Progression free survival [ Time Frame: Duration from start of treatment to disease progression or death, regardless of cause of death, whichever comes first, up to 6 months ] [ Designated as safety issue: No ]
This time-to-event distribution will be evaluated using the methods of Kaplan and Meier, with a focus on graphical evaluation as well as early timepoint and median estimates of survival distributions.

Time to progression [ Time Frame: Time from the start of the treatment until the criteria for disease progression are met, up to 4 weeks post treatment ] [ Designated as safety issue: No ]
This time-to-event distribution will be evaluated using the methods of Kaplan and Meier, with a focus on graphical evaluation as well as early timepoint and median estimates of survival distributions.


Other Outcome Measures:
Immunologic correlative markers [ Time Frame: Up to day 28 ] [ Designated as safety issue: No ]
Will descriptively summarize the continuous markers quantitatively. Patterns of change in the longitudinal data on these markers will be evaluated in this manner for each of the correlative outcomes of interest. Appropriate transformations of the various correlative markers will be used in the presence of skewed data distributions. Multiple comparison corrections will not be used for these secondary correlative analyses.


Estimated Enrollment: 12
Study Start Date: March 2014
Estimated Primary Completion Date: August 2014 (Final data collection date for primary outcome measure

PRIMARY OBJECTIVES:

I. Determine safety and tolerability of reolysin (wild-type reovirus), carfilzomib and dexamethasone in patients with relapsed multiple myeloma.
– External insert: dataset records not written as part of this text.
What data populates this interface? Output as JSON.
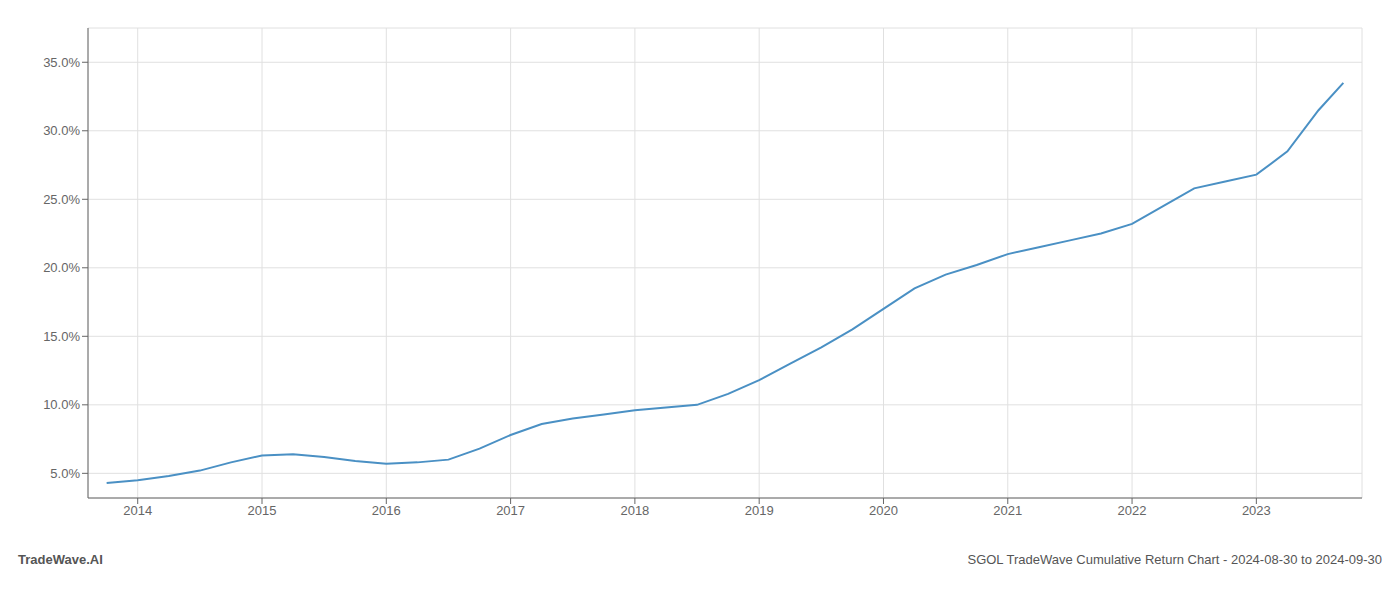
{
  "chart_data": {
    "type": "line",
    "title": "SGOL TradeWave Cumulative Return Chart - 2024-08-30 to 2024-09-30",
    "annotations": [
      "TradeWave.AI"
    ],
    "x": [
      2013.75,
      2014.0,
      2014.25,
      2014.5,
      2014.75,
      2015.0,
      2015.25,
      2015.5,
      2015.75,
      2016.0,
      2016.25,
      2016.5,
      2016.75,
      2017.0,
      2017.25,
      2017.5,
      2017.75,
      2018.0,
      2018.25,
      2018.5,
      2018.75,
      2019.0,
      2019.25,
      2019.5,
      2019.75,
      2020.0,
      2020.25,
      2020.5,
      2020.75,
      2021.0,
      2021.25,
      2021.5,
      2021.75,
      2022.0,
      2022.25,
      2022.5,
      2022.75,
      2023.0,
      2023.25,
      2023.5,
      2023.7
    ],
    "values": [
      4.3,
      4.5,
      4.8,
      5.2,
      5.8,
      6.3,
      6.4,
      6.2,
      5.9,
      5.7,
      5.8,
      6.0,
      6.8,
      7.8,
      8.6,
      9.0,
      9.3,
      9.6,
      9.8,
      10.0,
      10.8,
      11.8,
      13.0,
      14.2,
      15.5,
      17.0,
      18.5,
      19.5,
      20.2,
      21.0,
      21.5,
      22.0,
      22.5,
      23.2,
      24.5,
      25.8,
      26.3,
      26.8,
      28.5,
      31.5,
      33.5
    ],
    "color": "#4a90c4",
    "xlim": [
      2013.6,
      2023.85
    ],
    "ylim": [
      3.2,
      37.5
    ],
    "xticks": [
      2014,
      2015,
      2016,
      2017,
      2018,
      2019,
      2020,
      2021,
      2022,
      2023
    ],
    "yticks": [
      {
        "value": 5.0,
        "label": "5.0%"
      },
      {
        "value": 10.0,
        "label": "10.0%"
      },
      {
        "value": 15.0,
        "label": "15.0%"
      },
      {
        "value": 20.0,
        "label": "20.0%"
      },
      {
        "value": 25.0,
        "label": "25.0%"
      },
      {
        "value": 30.0,
        "label": "30.0%"
      },
      {
        "value": 35.0,
        "label": "35.0%"
      }
    ],
    "grid": true
  }
}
II. Obtain evidence of reovirus protein production by immunohistochemical localization of reoviral capsid protein in myeloma cells from bone marrow biopsies obtained on cycle 1 day 9.

SECONDARY OBJECTIVES:

I. Obtain preliminary data on response as determined by International Myeloma Working Group criteria after protocol therapy.

II. Obtain pilot overall and progression free survival data for all treated patients.
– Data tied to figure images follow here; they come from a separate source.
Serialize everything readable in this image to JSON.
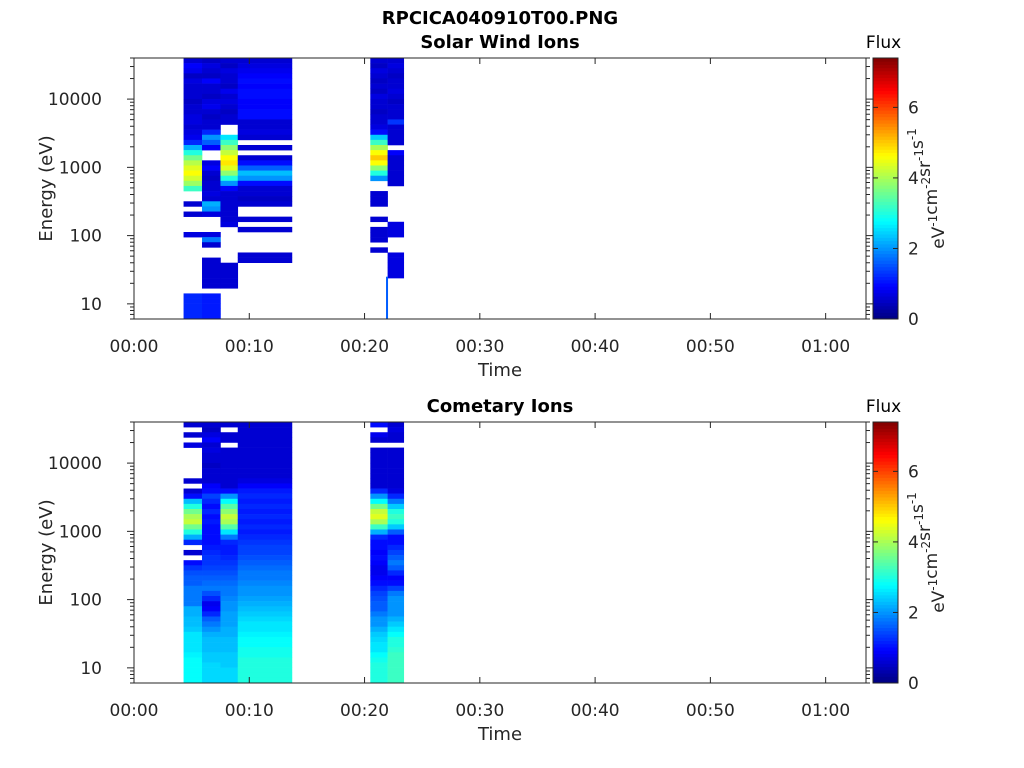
{
  "figure": {
    "title": "RPCICA040910T00.PNG"
  },
  "colorbar": {
    "label": "Flux",
    "unit_base": "eV",
    "unit_parts": [
      {
        "b": "eV",
        "e": "-1"
      },
      {
        "b": "cm",
        "e": "-2"
      },
      {
        "b": "sr",
        "e": "-1"
      },
      {
        "b": "s",
        "e": "-1"
      }
    ],
    "range": [
      0,
      7.4
    ],
    "ticks": [
      "0",
      "2",
      "4",
      "6"
    ],
    "colormap": "jet"
  },
  "chart_data": [
    {
      "type": "heatmap",
      "title": "Solar Wind Ions",
      "xlabel": "Time",
      "ylabel": "Energy (eV)",
      "x_ticks": [
        "00:00",
        "00:10",
        "00:20",
        "00:30",
        "00:40",
        "00:50",
        "01:00"
      ],
      "y_ticks": [
        "10",
        "100",
        "1000",
        "10000"
      ],
      "y_scale": "log",
      "xlim_minutes": [
        0,
        63.5
      ],
      "ylim_eV": [
        6,
        40000
      ],
      "time_bins": [
        {
          "x": [
            4.3,
            5.9
          ],
          "e": [
            0.6,
            0.9,
            0.8,
            0.5,
            0.7,
            0.6,
            0.6,
            0.6,
            0.5,
            0.6,
            0.6,
            0.7,
            0.7,
            0.6,
            0.7,
            0.8,
            1.2,
            2.2,
            3.0,
            3.6,
            4.1,
            4.4,
            4.6,
            4.3,
            3.9,
            3.2,
            null,
            null,
            0.6,
            null,
            0.6,
            null,
            null,
            null,
            0.7,
            null,
            null,
            null,
            null,
            null,
            null,
            null,
            null,
            null,
            null,
            null,
            1.2,
            1.2,
            1.2,
            1.2,
            1.2
          ]
        },
        {
          "x": [
            5.9,
            7.5
          ],
          "e": [
            0.5,
            0.7,
            0.6,
            0.5,
            0.9,
            0.6,
            0.6,
            0.5,
            0.7,
            0.8,
            0.6,
            0.5,
            0.6,
            0.6,
            1.2,
            2.0,
            1.6,
            0.9,
            null,
            null,
            0.7,
            0.9,
            0.6,
            0.5,
            0.6,
            0.6,
            0.7,
            0.6,
            2.2,
            2.0,
            0.7,
            null,
            null,
            null,
            0.7,
            1.8,
            0.6,
            null,
            null,
            0.6,
            0.6,
            0.6,
            0.6,
            0.6,
            0.6,
            null,
            1.1,
            1.1,
            1.1,
            1.1,
            1.1
          ]
        },
        {
          "x": [
            7.5,
            9.0
          ],
          "e": [
            0.6,
            0.5,
            0.7,
            0.6,
            0.6,
            0.5,
            0.8,
            0.6,
            0.7,
            0.6,
            0.5,
            0.6,
            0.6,
            null,
            null,
            2.6,
            3.2,
            3.8,
            4.2,
            4.6,
            4.8,
            4.4,
            3.8,
            3.0,
            2.0,
            0.9,
            0.6,
            0.6,
            0.6,
            0.6,
            0.6,
            0.6,
            0.7,
            null,
            null,
            null,
            null,
            null,
            null,
            null,
            0.6,
            0.6,
            0.6,
            0.6,
            0.6,
            null,
            null,
            null,
            null,
            null,
            null
          ]
        },
        {
          "x": [
            9.0,
            13.7
          ],
          "e": [
            0.6,
            0.7,
            0.8,
            0.9,
            1.0,
            0.9,
            1.0,
            1.0,
            0.9,
            0.9,
            1.0,
            1.0,
            0.6,
            0.6,
            0.7,
            0.6,
            null,
            0.6,
            null,
            0.6,
            1.0,
            1.6,
            2.3,
            2.0,
            1.0,
            0.6,
            0.6,
            0.5,
            0.6,
            null,
            null,
            0.6,
            null,
            0.6,
            null,
            null,
            null,
            null,
            0.6,
            0.6,
            null,
            null,
            null,
            null,
            null,
            null,
            null,
            null,
            null,
            null,
            null
          ]
        },
        {
          "x": [
            20.5,
            22.0
          ],
          "e": [
            0.6,
            0.5,
            0.7,
            0.6,
            0.5,
            0.6,
            0.5,
            0.7,
            0.6,
            0.6,
            0.5,
            0.6,
            0.6,
            0.7,
            1.0,
            2.4,
            3.2,
            4.0,
            4.6,
            5.0,
            4.6,
            3.8,
            3.0,
            2.0,
            null,
            null,
            0.6,
            0.6,
            0.6,
            null,
            null,
            0.6,
            null,
            0.6,
            0.6,
            0.6,
            null,
            0.6,
            null,
            null,
            null,
            null,
            null,
            null,
            null,
            null,
            null,
            null,
            null,
            null,
            null
          ]
        },
        {
          "x": [
            22.0,
            23.4
          ],
          "e": [
            0.6,
            0.7,
            0.6,
            0.5,
            0.6,
            0.6,
            0.7,
            0.6,
            0.5,
            0.6,
            0.6,
            0.6,
            1.3,
            0.6,
            0.6,
            0.6,
            0.6,
            null,
            0.9,
            0.6,
            0.6,
            0.6,
            0.6,
            0.6,
            0.6,
            null,
            null,
            null,
            null,
            null,
            null,
            null,
            0.7,
            0.7,
            0.7,
            null,
            null,
            null,
            0.7,
            0.7,
            0.7,
            0.7,
            0.7,
            null,
            null,
            null,
            null,
            null,
            null,
            null,
            null
          ]
        }
      ],
      "narrow_lines": [
        {
          "x": 21.95,
          "e_range": [
            6,
            25
          ],
          "v": 1.6
        }
      ]
    },
    {
      "type": "heatmap",
      "title": "Cometary Ions",
      "xlabel": "Time",
      "ylabel": "Energy (eV)",
      "x_ticks": [
        "00:00",
        "00:10",
        "00:20",
        "00:30",
        "00:40",
        "00:50",
        "01:00"
      ],
      "y_ticks": [
        "10",
        "100",
        "1000",
        "10000"
      ],
      "y_scale": "log",
      "xlim_minutes": [
        0,
        63.5
      ],
      "ylim_eV": [
        6,
        40000
      ],
      "time_bins": [
        {
          "x": [
            4.3,
            5.9
          ],
          "e": [
            0.6,
            null,
            0.6,
            null,
            0.7,
            null,
            null,
            null,
            null,
            null,
            null,
            0.6,
            null,
            0.6,
            1.0,
            2.3,
            3.0,
            3.6,
            4.0,
            4.2,
            3.6,
            3.0,
            2.2,
            1.2,
            null,
            0.6,
            null,
            1.0,
            1.3,
            1.5,
            1.6,
            1.6,
            1.8,
            1.8,
            1.8,
            1.8,
            2.2,
            2.2,
            2.3,
            2.3,
            2.4,
            2.6,
            2.6,
            2.6,
            2.6,
            2.7,
            2.8,
            2.8,
            2.8,
            2.8,
            2.8
          ]
        },
        {
          "x": [
            5.9,
            7.5
          ],
          "e": [
            0.6,
            0.5,
            0.7,
            0.9,
            0.6,
            0.7,
            0.6,
            0.6,
            0.5,
            0.6,
            0.6,
            0.6,
            0.9,
            1.0,
            1.4,
            1.2,
            1.0,
            1.2,
            1.0,
            1.1,
            1.0,
            1.0,
            1.0,
            1.0,
            1.1,
            1.2,
            1.3,
            1.3,
            1.4,
            1.5,
            1.6,
            1.7,
            1.8,
            1.5,
            1.2,
            0.8,
            0.9,
            1.2,
            1.6,
            1.8,
            2.0,
            2.2,
            2.3,
            2.3,
            2.3,
            2.4,
            2.4,
            2.5,
            2.5,
            2.5,
            2.5
          ]
        },
        {
          "x": [
            7.5,
            9.0
          ],
          "e": [
            0.6,
            null,
            0.6,
            0.6,
            null,
            0.6,
            0.6,
            0.6,
            0.6,
            0.6,
            0.6,
            0.6,
            0.6,
            1.0,
            2.0,
            2.8,
            3.4,
            3.8,
            4.2,
            4.0,
            3.4,
            2.6,
            1.8,
            1.2,
            1.1,
            1.1,
            1.2,
            1.3,
            1.4,
            1.5,
            1.6,
            1.7,
            1.8,
            1.8,
            1.9,
            2.0,
            2.0,
            2.1,
            2.1,
            2.1,
            2.2,
            2.2,
            2.3,
            2.3,
            2.3,
            2.4,
            2.4,
            2.4,
            2.5,
            2.5,
            2.5
          ]
        },
        {
          "x": [
            9.0,
            13.7
          ],
          "e": [
            0.6,
            0.6,
            0.6,
            0.6,
            0.6,
            0.6,
            0.6,
            0.6,
            0.6,
            0.6,
            0.6,
            0.7,
            0.9,
            1.1,
            1.2,
            1.1,
            1.2,
            1.1,
            1.2,
            1.1,
            1.2,
            1.1,
            1.2,
            1.3,
            1.4,
            1.4,
            1.5,
            1.6,
            1.7,
            1.8,
            1.8,
            1.9,
            2.0,
            2.0,
            2.1,
            2.2,
            2.3,
            2.4,
            2.5,
            2.6,
            2.6,
            2.7,
            2.8,
            2.8,
            2.9,
            2.9,
            3.0,
            3.0,
            3.0,
            3.0,
            3.0
          ]
        },
        {
          "x": [
            20.5,
            22.0
          ],
          "e": [
            1.0,
            null,
            0.8,
            0.6,
            null,
            0.6,
            0.6,
            0.6,
            0.6,
            0.6,
            0.6,
            0.6,
            0.6,
            1.2,
            2.0,
            2.8,
            3.6,
            4.2,
            4.4,
            4.0,
            3.2,
            2.2,
            1.2,
            1.0,
            1.0,
            0.9,
            1.0,
            0.9,
            0.8,
            0.8,
            0.9,
            1.0,
            1.2,
            1.4,
            1.5,
            1.6,
            1.6,
            1.8,
            2.0,
            2.0,
            2.2,
            2.4,
            2.5,
            2.6,
            2.6,
            2.8,
            2.9,
            3.0,
            3.0,
            3.0,
            3.0
          ]
        },
        {
          "x": [
            22.0,
            23.4
          ],
          "e": [
            0.6,
            0.7,
            0.6,
            0.6,
            null,
            0.6,
            0.6,
            0.6,
            0.6,
            0.6,
            0.6,
            0.6,
            0.6,
            0.7,
            1.2,
            1.8,
            2.4,
            3.0,
            3.2,
            3.0,
            2.4,
            1.6,
            1.0,
            1.0,
            1.2,
            1.4,
            1.6,
            1.8,
            1.6,
            1.2,
            0.9,
            1.0,
            1.4,
            1.8,
            2.0,
            2.0,
            2.0,
            2.0,
            2.2,
            2.4,
            2.6,
            2.8,
            3.0,
            3.0,
            3.1,
            3.2,
            3.2,
            3.2,
            3.2,
            3.2,
            3.2
          ]
        }
      ],
      "narrow_lines": []
    }
  ]
}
III. Assess cytokine arrays of peripheral blood obtained on days 1, 2 and 9 to obtain exploratory data regarding inflammatory cytokine concentrations and their correlation with response.

IV. Cryopreserve marrow aspirates obtained cycle 1 day 1 and all subsequent marrow aspirates while on trial for future studies of genetic and epigenetic changes focused in part on endoplasmic reticulum (ER) stress, autophagy and reovirus resistance studies.

OUTLINE:

Patients receive dexamethasone intravenously (IV), carfilzomib IV over 10 minutes, and wild-type reovirus IV over 60 minutes on days 1, 2, 8, 9, 15, and 16. Treatment repeats every 28 days in the absence of disease progression or unacceptable toxicity.

After completion of study treatment, patients are followed up for 4 weeks and then every 6 months.